Despite the name, relief wells are not meant to relieve pressure. They simply provide a path to insert heavy mud and cement in the leaking well about 18,000 feet deep under the seafloor, stopping the flow of oil.

Their construction requires little more than everyday oil-field technology and math no more complicated than high-school trigonometry.

And though not foolproof, they are “as close as it gets to a sure fix,” said David Rensink, president-elect of the American Assn. of Petroleum Geologists and a retired Houston engineer.

The problem is relief wells are built at a snail’s pace: “Straightforward, but time-consuming,” said Jerome Milgram, a retired professor of ocean engineering at MIT. The extreme depths only make the job harder.

“The deeper you get, the longer things take,” said BP spokesman Bryan Ferguson. Every normal step of the drilling process — changing a bit, taking a test reading — takes longer when the equipment has to move several miles out of a well shaft as narrow as a foot across.

In the Gulf of Mexico, BP is drilling two relief wells in case one fails. The first began May 2 and has reached a depth of 12,090 feet. The second began two weeks later and thus far is 8,650 feet deep. The company estimates that the relief wells will be completed in August. The trick to the operation is to make sure the relief wells squarely intercept the gushing well.

The broken well is only about 7 inches wide at the bottom. Hitting it right on the mark may be unlikely the first time. But if BP misses on its first stab, it will plug that hole and jab toward the target again.

“The first attempt will give them a sense of where they are,” Rensink said. “And each attempt will bring them closer.”
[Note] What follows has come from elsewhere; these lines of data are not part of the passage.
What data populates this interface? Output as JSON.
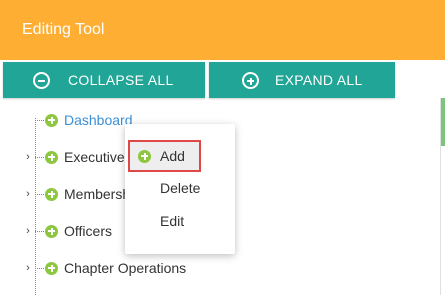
{
  "header": {
    "title": "Editing Tool"
  },
  "toolbar": {
    "collapse_label": "COLLAPSE ALL",
    "expand_label": "EXPAND ALL"
  },
  "tree": {
    "items": [
      {
        "label": "Dashboard",
        "expandable": false
      },
      {
        "label": "Executive",
        "expandable": true
      },
      {
        "label": "Membersh",
        "expandable": true
      },
      {
        "label": "Officers",
        "expandable": true
      },
      {
        "label": "Chapter Operations",
        "expandable": true
      }
    ]
  },
  "context_menu": {
    "add": "Add",
    "delete": "Delete",
    "edit": "Edit"
  },
  "colors": {
    "header": "#FDAE33",
    "button": "#21A596",
    "plus_icon": "#8DC63F",
    "link": "#3b8fd6",
    "highlight_border": "#e04848"
  },
  "icons": [
    "minus-circle-icon",
    "plus-circle-icon",
    "add-node-icon",
    "expand-arrow-icon"
  ]
}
Eventually, a square-on hit is what engineers seek, said John Smith, associate professor of petroleum engineering at Louisiana State University. Relief wells are “most likely to be successful if they literally intersect the existing well,” Smith said. “Otherwise, [the cement] could mostly leak off into the rock and not really stop anything.”

The task is painstaking, but not as chancy as it might have been years ago before global positioning systems, said Greg McCormack, director of the Petroleum Extension Service at the University of Texas at Austin.

Some experts have predicted all along that relief wells would prove to be the only answer to the disaster triggered when the Deepwater Horizon oil rig burst into flames April 20, causing the gush. “This has been used before, and we know it works,” McCormack said.

It was relief wells that stanched the flow of oil at last year’s Montara spill in Australia and at the Ixtoc I blowout in Mexico in 1979-80, which, at 3.3 million barrels leaked, is the world’s largest accidental oil spill.

But it took more than nine months to kill the Ixtoc well. Months were devoted to drilling; it took several more to get relief wells operating correctly.

When they get deep enough, drillers will make a gradual bend in the relief wells’ paths, plunging at a 35-degree angle to get within 50 feet of their target. Once in range, they will use magnetic instruments to more precisely home in on the original well casing — or pipe — and fill it with heavy synthetic drilling mud to push oil down.

After that, cement is pumped in to shut off the flow for good.